Plain weave
The simplest weave structure — each weft yarn passes over and under alternating warp yarns. Used for poplin, broadcloth, canvas, and many shirting fabrics.
Plain weave (sometimes "tabby" weave) is the foundational textile structure: weft over one, under one, alternating across the row. It produces a balanced, flat surface with no diagonal pattern.

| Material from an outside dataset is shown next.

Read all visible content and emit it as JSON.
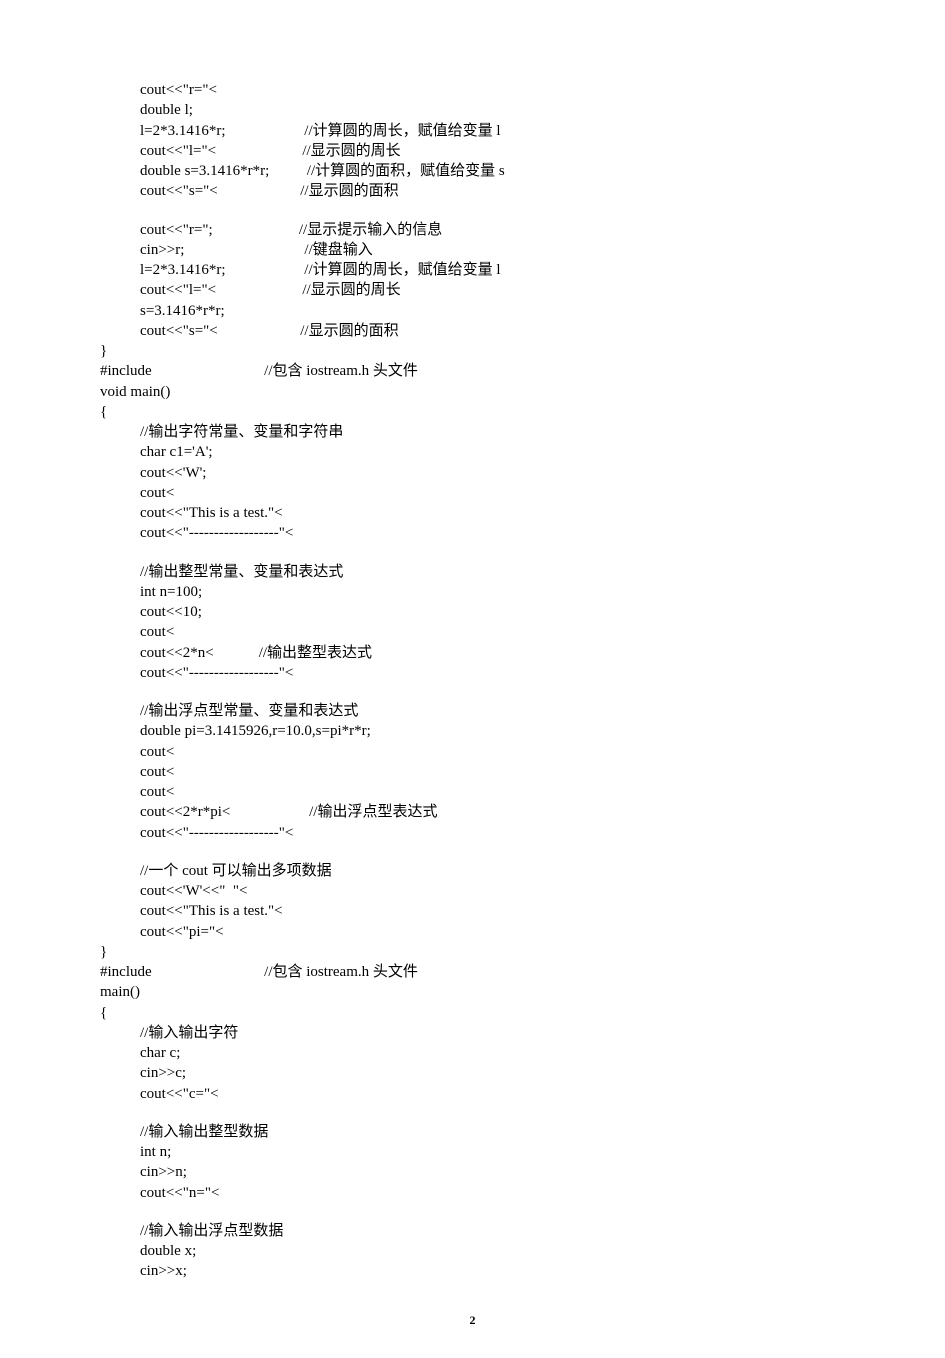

Most shirting fabrics are plain weave variants. Poplin is a fine, smooth plain weave often used for dress shirts. Broadcloth is similar but slightly heavier. Canvas is a coarser, heavier plain weave used for tote bags, deck chairs, and chore coats. Voile is a very light plain weave used in summer shirting.
Versus twill: plain weave is flatter, more breathable, more transparent at light weights. Twill is denser, more drapey, more durable at the same weight. Both have a place in menswear; the choice depends on what the garment needs to do.
Chambray
A plain-weave cotton fabric with a colored warp + white weft, producing a denim-adjacent appearance. Lighter, softer, and much less durable than denim.
Oxford cloth
A basket-weave cotton fabric — two yarns woven together as one — producing a soft, slightly textured surface common in casual button-downs.
Twill weave
A weave structure that creates diagonal lines across the fabric. Used for denim, chinos, gabardine, and most workwear pants.